In the hallway, students ripple past. Someone laughs too loud. Someone bumps my shoulder and says sorry without looking. I start walking and my body feels a fraction heavier, which is how relief pretends to be something else before it settles into the right name.
This doesn't mean I'm done with the piano. It can't. That would be like taking out a rib and expecting to stand up straight. It lives in my hands whether I sit at the bench or not. It lives in the way I count my steps. It lives in the way I listen when the air hums.
But a piano can't stop a body from losing itself cell by cell. Sound can hold a person. It can't hold back a disease like a door.
The lab can. The lab is a different kind of stage. You don't get applause there. You get numbers. You get answers that don't care if you cried while you made them.

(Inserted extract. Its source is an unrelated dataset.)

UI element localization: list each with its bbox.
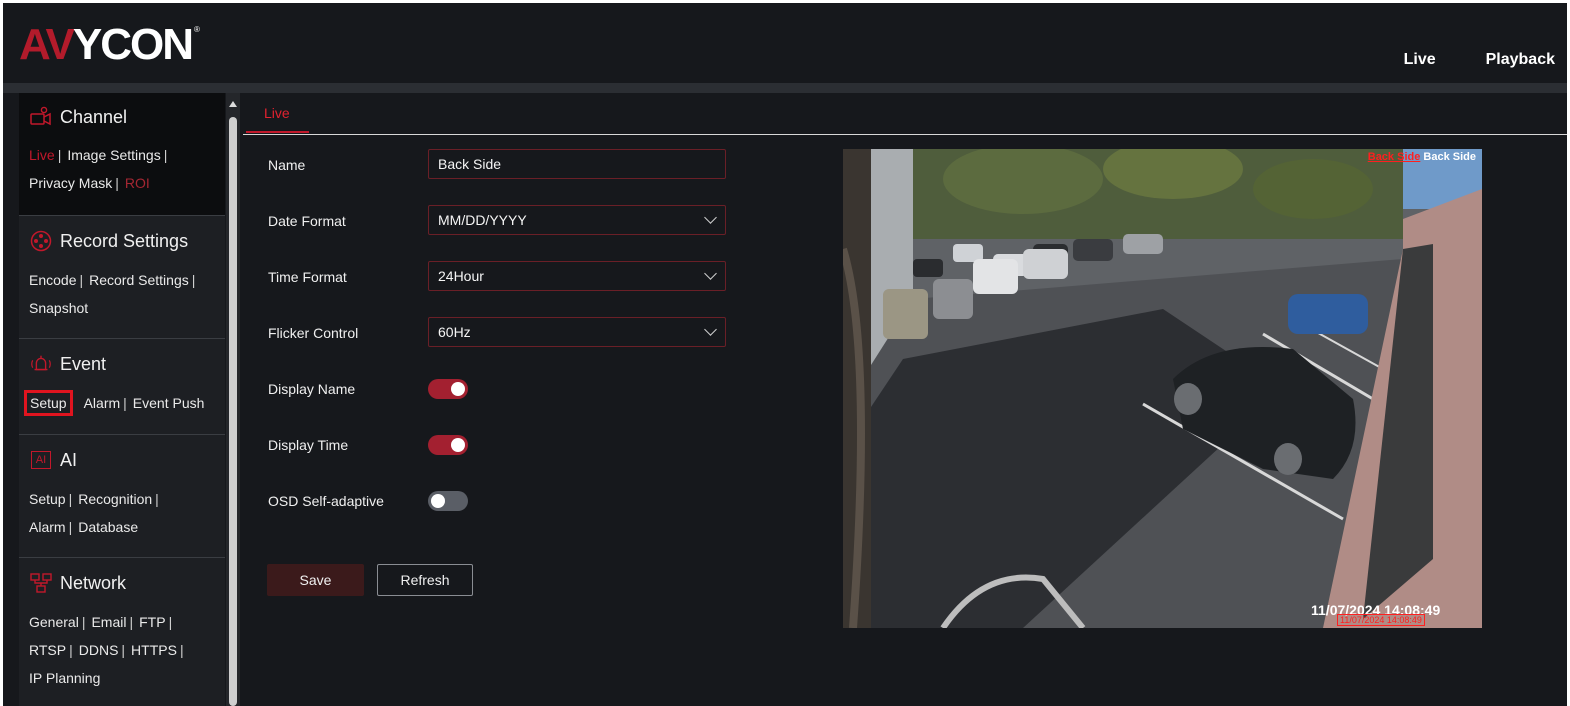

How many people could I help if I stop pretending my life is just a question about one girl and start admitting I already know how to write other people's answers? How many other parents wouldn't have to wake up and learn the names of machines their children are attached to? How many kids wouldn't have to have bandages that make them look like someone tried to fix a thing that shouldn't have broken?
If I keep what I know folded up in my chest because I'm tired or scared or because music is prettier, it's not just cowardice. It's theft.
The classroom door is half open. Voices peel out of it and stick to the hall. I stop before I go in and put my hand on the frame until the wood remembers I'm here.
"I'll save you," I say, quietly enough that the sentence belongs to me. "No matter what it costs."
It isn't a vow made at a piano. It isn't romantic. It isn't even brave. It's a logistics problem with blood in it. It's me telling the part of me that wants to run that it can walk later, after.
I push the door. Desks scrape. A few heads turn. Someone says my name like they're testing if I still answer to it. I do.
At my seat, I drop my bag, slip into the chair, and let the scrape of the legs be the sound that starts this version of the day. Dirt from a dead flower falls off my sock and freckles the floor. I brush at it with my shoe until it makes a little comet and disappears under my desk.
On the board the teacher has written three dates and a question mark. On my notebook I write one word in the top corner where no one will see it unless they're trying to be me.
Science.
The bell rings. The room snaps to attention, then relaxes into the ritual of listening. I let my pen cap roll under my thumb. It clicks twice, a soft metronome only I can hear.
I don't look out the window. If I do, I'll see a sky the color of yesterday's promise and I don't have time to argue with that. Not today. Today I keep my eyes on the board and pretend the future is a line I can follow without tripping.
Outside, somewhere, a dog barks again. This time I don't flinch.